Raphael Jambalos

Posted on Jan 2, 2021 • Edited on Apr 11, 2021

Basics of Load Testing

#testing #devops #jmeter #tutorial

This is the first post of the Create Realistic Load Tests with JMeter series. This series will help you understand basic load testing concepts and create realistic load testing scenarios with JMeter best practices.

Load Testing Basics - we are here
Load Testing Best Practices - coming soon
Create your first load test case in JMeter - coming soon
Realistic Load Testing with JMeter - coming soon

In this first post, we learn about the basics of load testing and how we can use realistic load tests to optimize our system.

Why load test?

In the Software Development Lifecycle, load testing is often considered a luxury. Before we test out how much traffic it can carry, we have to make the application work first. But after the deployment, fixes and new features come up, and load testing is pushed further down the "laundry list."

When an incident occurs, the team scrambles to throw money at the problem (by scaling up servers). If the incident is major enough, we'd see some devs diverted to the task of optimization: adding DB indexes, fixing O^n problems, and so on.

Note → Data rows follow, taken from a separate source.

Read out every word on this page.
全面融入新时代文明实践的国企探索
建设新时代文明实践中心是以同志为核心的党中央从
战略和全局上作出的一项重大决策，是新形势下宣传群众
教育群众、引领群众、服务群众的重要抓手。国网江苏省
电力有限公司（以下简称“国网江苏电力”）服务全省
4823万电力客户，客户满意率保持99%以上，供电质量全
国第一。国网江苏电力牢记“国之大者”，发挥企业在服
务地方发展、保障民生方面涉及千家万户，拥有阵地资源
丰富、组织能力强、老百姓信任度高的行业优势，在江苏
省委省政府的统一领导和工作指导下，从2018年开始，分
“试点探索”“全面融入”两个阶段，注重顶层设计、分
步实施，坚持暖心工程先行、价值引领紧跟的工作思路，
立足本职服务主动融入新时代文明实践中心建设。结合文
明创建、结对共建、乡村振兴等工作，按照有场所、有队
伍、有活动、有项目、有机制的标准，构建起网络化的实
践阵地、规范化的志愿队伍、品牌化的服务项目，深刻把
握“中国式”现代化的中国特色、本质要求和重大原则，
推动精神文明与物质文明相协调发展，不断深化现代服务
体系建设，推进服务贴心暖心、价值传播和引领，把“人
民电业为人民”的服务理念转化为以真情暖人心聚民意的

But wouldn't it be nice to know what kinds of problems an increased load would bring even before you deploy to production?

Enter Load Testing

Load testing tests how a particular application or system performs under a given load. The load is measured by the number of requests per second that we send to the app. To create a realistic test, we create test cases that reflect common user behaviors in the application. As an example, the workflow below reflects a simple one-product checkout workflow for an eCommerce startup.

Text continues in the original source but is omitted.